American actress (1928–2020)

Deanne Frances Dietrich (December 4, 1928 – November 21, 2020) was an American actress. She was born in Pittsburgh and perhaps best known for her portrayal of Mother Nature in a series of 30-second Chiffon margarine commercials from 1971 to 1979.

==Career==
On television, Dietrich portrayed Grace Peterson in Adam's Rib, Dena Madison in Karen, Estelle Milner in Paul Sand in Friends and Lovers, Molly Gibbons in The Practice Ethel Armbrewster in The Ropers, and Pearl Newman in 13 East.

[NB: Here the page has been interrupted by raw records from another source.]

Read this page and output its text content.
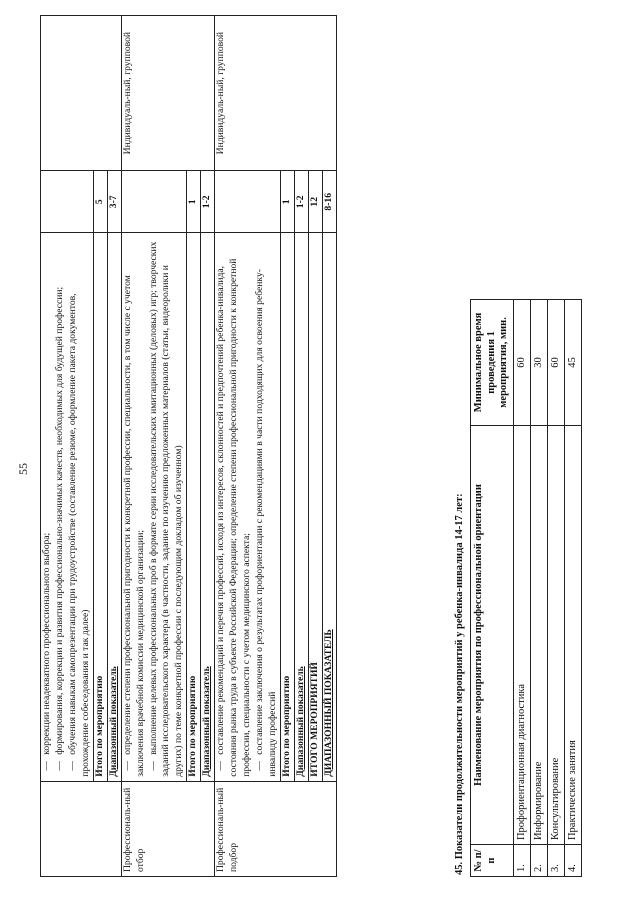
55

	—коррекции неадекватного профессионального выбора;
—формирования, коррекции и развития профессионально-значимых качеств, необходимых для будущей профессии;
—обучения навыкам самопрезентации при трудоустройстве (составление резюме, оформление пакета документов, прохождение собеседования и так далее)		

	Итого по мероприятию	5	
	Диапазонный показатель	3-7	
Профессиональ-ный отбор	—определение степени профессиональной пригодности к конкретной профессии, специальности, в том числе с учетом заключения врачебной комиссии медицинской организации; —выполнение целевых профессиональных проб в формате серии исследовательских имитационных (деловых) игр; творческих заданий исследовательского характера (в частности, задание по изучению предложенных материалов (статьи, видеоролики и других) по теме конкретной профессии с последующим докладом об изученном)		Индивидуаль-ный, групповой
	Итого по мероприятию	1	
	Диапазонный показатель	1-2	
Профессиональ-ный подбор	—составление рекомендаций и перечня профессий, исходя из интересов, склонностей и предпочтений ребенка-инвалида, состояния рынка труда в субъекте Российской Федерации; определение степени профессиональной пригодности к конкретной профессии, специальности с учетом медицинского аспекта; —составление заключения о результатах профориентации с рекомендациями в части подходящих для освоения ребенку-инвалиду профессий		Индивидуаль-ный, групповой
	Итого по мероприятию	1	
	Диапазонный показатель	1-2	
	ИТОГО МЕРОПРИЯТИЙ	12	
	ДИАПАЗОННЫЙ ПОКАЗАТЕЛЬ	8-16	
45. Показатели продолжительности мероприятий у ребенка-инвалида 14-17 лет: № п/п	Наименование мероприятия по профессиональной ориентации	Минимальное время проведения 1 мероприятия, мин.
1.	Профориентационная диагностика	60
2.	Информирование	30
3.	Консультирование	60
4.	Практические занятия	45
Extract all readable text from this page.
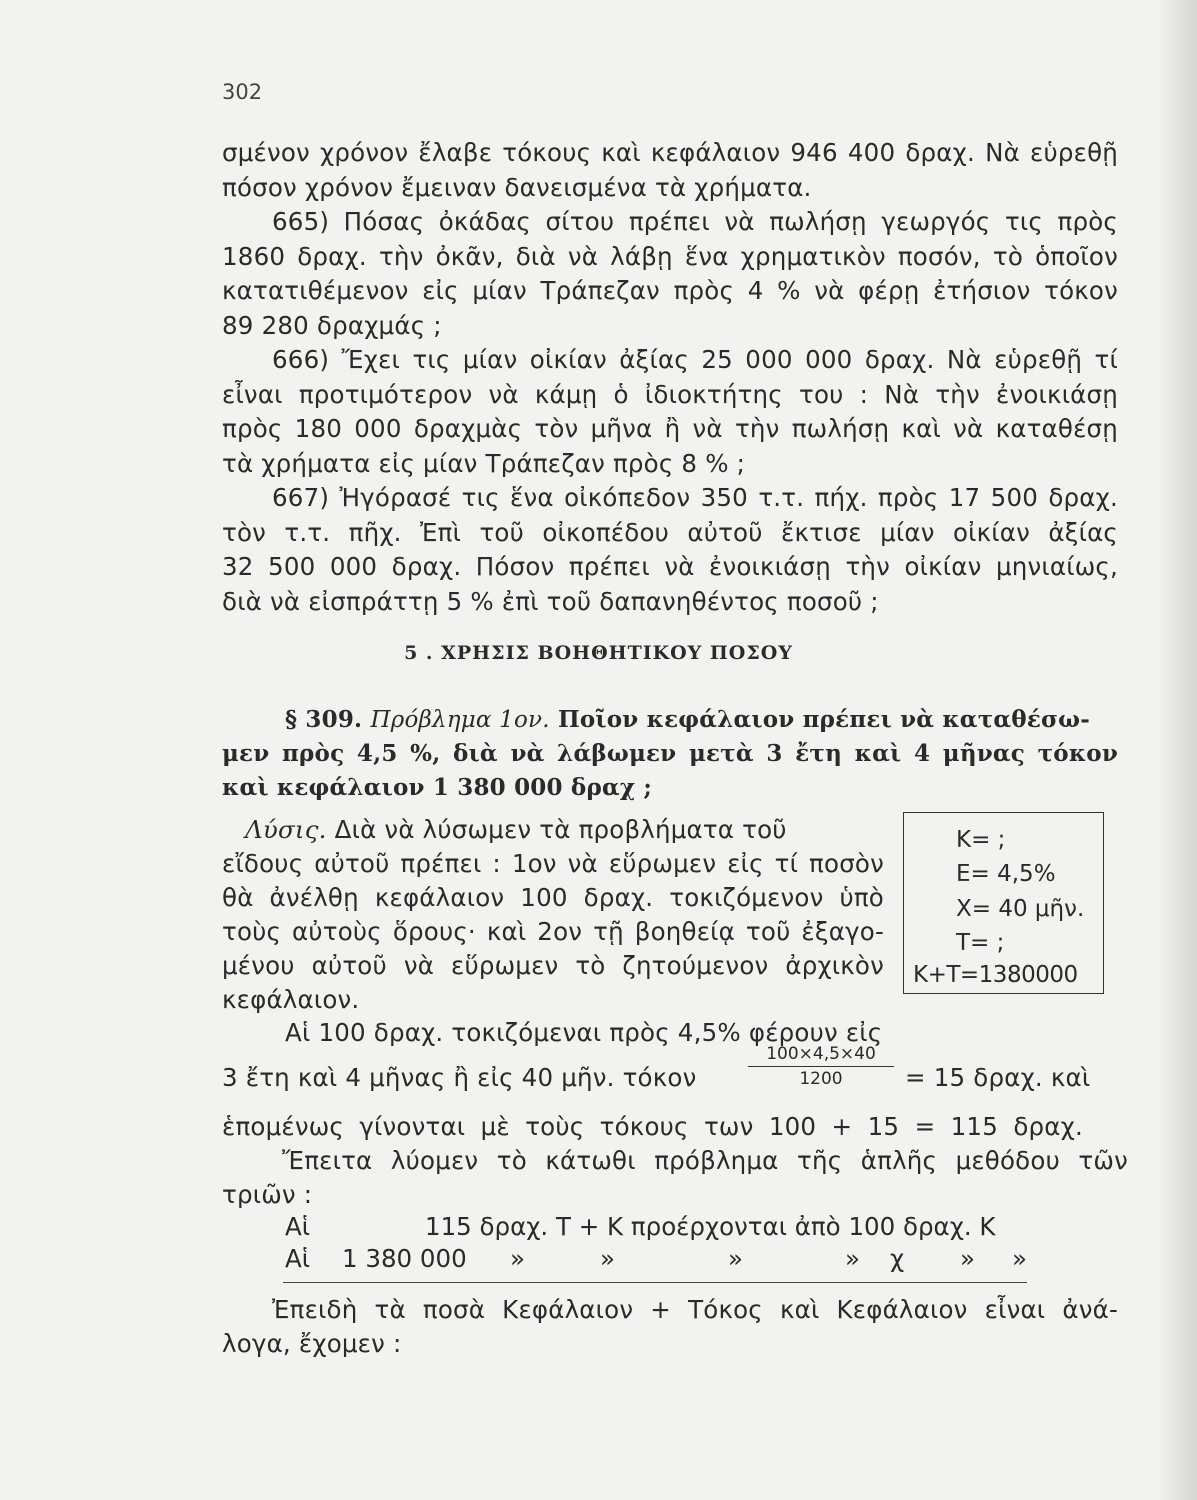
302
σμένον χρόνον ἔλαβε τόκους καὶ κεφάλαιον 946 400 δραχ. Νὰ εὑρεθῇ
πόσον χρόνον ἔμειναν δανεισμένα τὰ χρήματα.
665) Πόσας ὀκάδας σίτου πρέπει νὰ πωλήσῃ γεωργός τις πρὸς
1860 δραχ. τὴν ὀκᾶν, διὰ νὰ λάβῃ ἕνα χρηματικὸν ποσόν, τὸ ὁποῖον
κατατιθέμενον εἰς μίαν Τράπεζαν πρὸς 4 % νὰ φέρῃ ἐτήσιον τόκον
89 280 δραχμάς ;
666) Ἔχει τις μίαν οἰκίαν ἀξίας 25 000 000 δραχ. Νὰ εὑρεθῇ τί
εἶναι προτιμότερον νὰ κάμῃ ὁ ἰδιοκτήτης του : Νὰ τὴν ἐνοικιάσῃ
πρὸς 180 000 δραχμὰς τὸν μῆνα ἢ νὰ τὴν πωλήσῃ καὶ νὰ καταθέσῃ
τὰ χρήματα εἰς μίαν Τράπεζαν πρὸς 8 % ;
667) Ἠγόρασέ τις ἕνα οἰκόπεδον 350 τ.τ. πήχ. πρὸς 17 500 δραχ.
τὸν τ.τ. πῆχ. Ἐπὶ τοῦ οἰκοπέδου αὐτοῦ ἔκτισε μίαν οἰκίαν ἀξίας
32 500 000 δραχ. Πόσον πρέπει νὰ ἐνοικιάσῃ τὴν οἰκίαν μηνιαίως,
διὰ νὰ εἰσπράττῃ 5 % ἐπὶ τοῦ δαπανηθέντος ποσοῦ ;
5 . ΧΡΗΣΙΣ ΒΟΗΘΗΤΙΚΟΥ ΠΟΣΟΥ
§ 309. Πρόβλημα 1ον. Ποῖον κεφάλαιον πρέπει νὰ καταθέσω-
μεν πρὸς 4,5 %, διὰ νὰ λάβωμεν μετὰ 3 ἔτη καὶ 4 μῆνας τόκον
καὶ κεφάλαιον 1 380 000 δραχ ;
Λύσις. Διὰ νὰ λύσωμεν τὰ προβλήματα τοῦ
εἴδους αὐτοῦ πρέπει : 1ον νὰ εὕρωμεν εἰς τί ποσὸν
θὰ ἀνέλθῃ κεφάλαιον 100 δραχ. τοκιζόμενον ὑπὸ
τοὺς αὐτοὺς ὅρους· καὶ 2ον τῇ βοηθείᾳ τοῦ ἐξαγο-
μένου αὐτοῦ νὰ εὕρωμεν τὸ ζητούμενον ἀρχικὸν
κεφάλαιον.
Κ= ;
Ε= 4,5%
Χ= 40 μῆν.
Τ= ;
Κ+Τ=1380000
Αἱ 100 δραχ. τοκιζόμεναι πρὸς 4,5% φέρουν εἰς
3 ἔτη καὶ 4 μῆνας ἢ εἰς 40 μῆν. τόκον	$\frac{100\times 4,5\times 40}{1200} = 15$ δραχ. καὶ
ἑπομένως γίνονται μὲ τοὺς τόκους των 100 + 15 = 115 δραχ.
Ἔπειτα λύομεν τὸ κάτωθι πρόβλημα τῆς ἁπλῆς μεθόδου τῶν
τριῶν :
Αἱ	115 δραχ. Τ + Κ προέρχονται ἀπὸ 100 δραχ. Κ
Αἱ 1 380 000 »	»	»	» χ » »
Ἐπειδὴ τὰ ποσὰ Κεφάλαιον + Τόκος καὶ Κεφάλαιον εἶναι ἀνά-
λογα, ἔχομεν :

Her other television credits include recurring roles on Life with Lucy, Santa Barbara, All My Children and Philly. She made guest appearances on Emergency!, Life Goes On, NYPD Blue, Murphy Brown, and The Golden Girls (as Dorothy's sister Gloria).

Dietrich appeared in such films as The Strange and Deadly Occurrence (1974), The Wild Party (1975), Disney's The North Avenue Irregulars (1979) and the Mel Brooks film History of the World, Part I (1981). She appeared on Broadway in The Rimers of Eldritch, Here's Where I Belong, and The Prisoner of Second Avenue. Outside of film and television, Dietrich provided the voice of the grandmother narrator on the dark ride attraction Horizons at Epcot in Walt Disney World from 1983 until 1999. She studied acting at HB Studio.

===Mother Nature===
Dietrich was perhaps best known for her portrayal of Mother Nature in the 30-second Chiffon margarine commercials in the 1970s (1971–79). Dressed in a gown of white and adorned with a crown of daisies, Mother Nature is seen sampling what she believes is butter, straight from nature. An unseen narrator (Mason Adams) informs her "That's Chiffon Margarine, not butter." A perplexed Mother Nature replies that it would be impossible for it to be margarine because it tastes too much like real butter; the narrator responds in delight that the margarine is indeed so close to real butter that it could fool even Mother Nature. Dietrich angrily responds "It's not nice to fool Mother Nature!" and commands nature to attack, such as through thunder and lightning or commanding an elephant to charge the camera. "It's not nice to fool Mother Nature!" eventually became Dietrich's trademark catchphrase. The melodic tagline for the ad reads: "If you think it's butter, but it's not...it's Chiffon."

==Death==
Dietrich died of natural causes on November 21, 2020, at a health-care facility in Los Angeles, two weeks before turning 92. Upon her death, she was cremated by the Neptune Society and her ashes scattered at sea.